If there was a moment during the sixties, seventies, or eighties that changed the history of the women’s film movement, B. Ruby Rich was there. Part journalistic chronicle, part memoir, and 100% pure cultural historical odyssey, Chick Flicks—with its definitive, the-way-it-was collection of essays—captures the birth and growth of feminist film as no other book has done.

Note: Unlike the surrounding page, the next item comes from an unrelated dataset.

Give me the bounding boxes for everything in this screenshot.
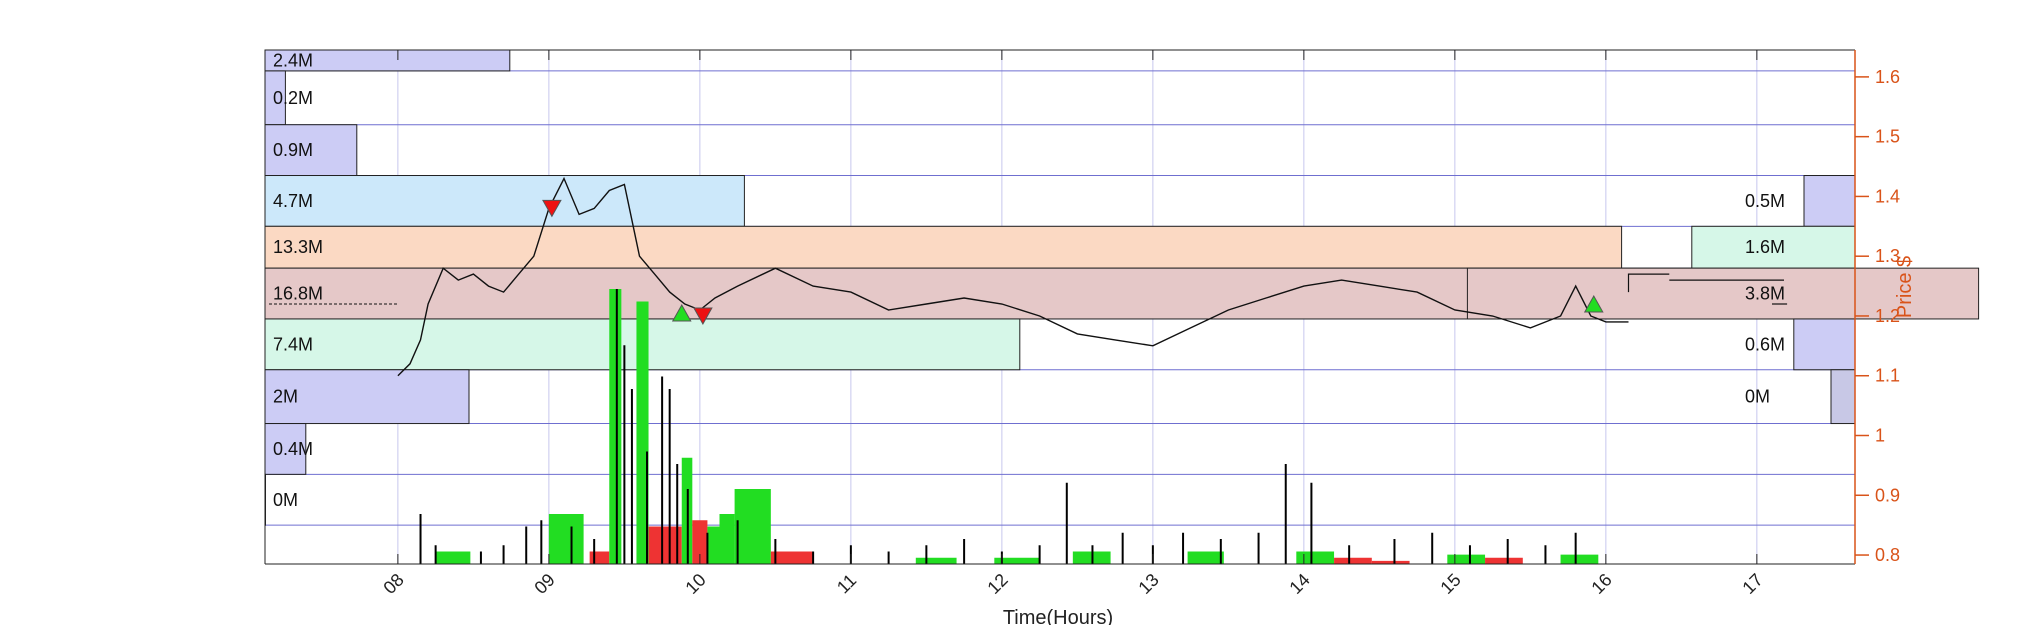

For over three decades Rich has been one of the most important voices in feminist film criticism. Her presence at film festivals (such as Sundance, where she is a member of the selection committee), her film reviews in the Village Voice, Elle, Out, and the Advocate, and her commentaries on the public radio program “The World” have secured her a place as a central figure in the remarkable history of what she deems “cinefeminism.” In the hope that a new generation of feminist film culture might be revitalized by reclaiming its own history, Rich introduces each essay with an autobiographical prologue that describes the intellectual, political, and personal moments from which the work arose. Travel, softball, sex, and voodoo all somehow fit into a book that includes classic Rich articles covering such topics as the antiporn movement, the films of Yvonne Rainer, a Julie Christie visit to Washington, and the historically evocative film Maedchen in Uniform. The result is a volume that traces the development not only of women’s involvement in cinema but of one of its key players as well.
The first book-length work from Rich—whose stature and influence in the world of film criticism and theory continue to grow—Chick Flicks exposes unexplored routes and forgotten byways of a past that’s recent enough to be remembered and far away enough to be memorable.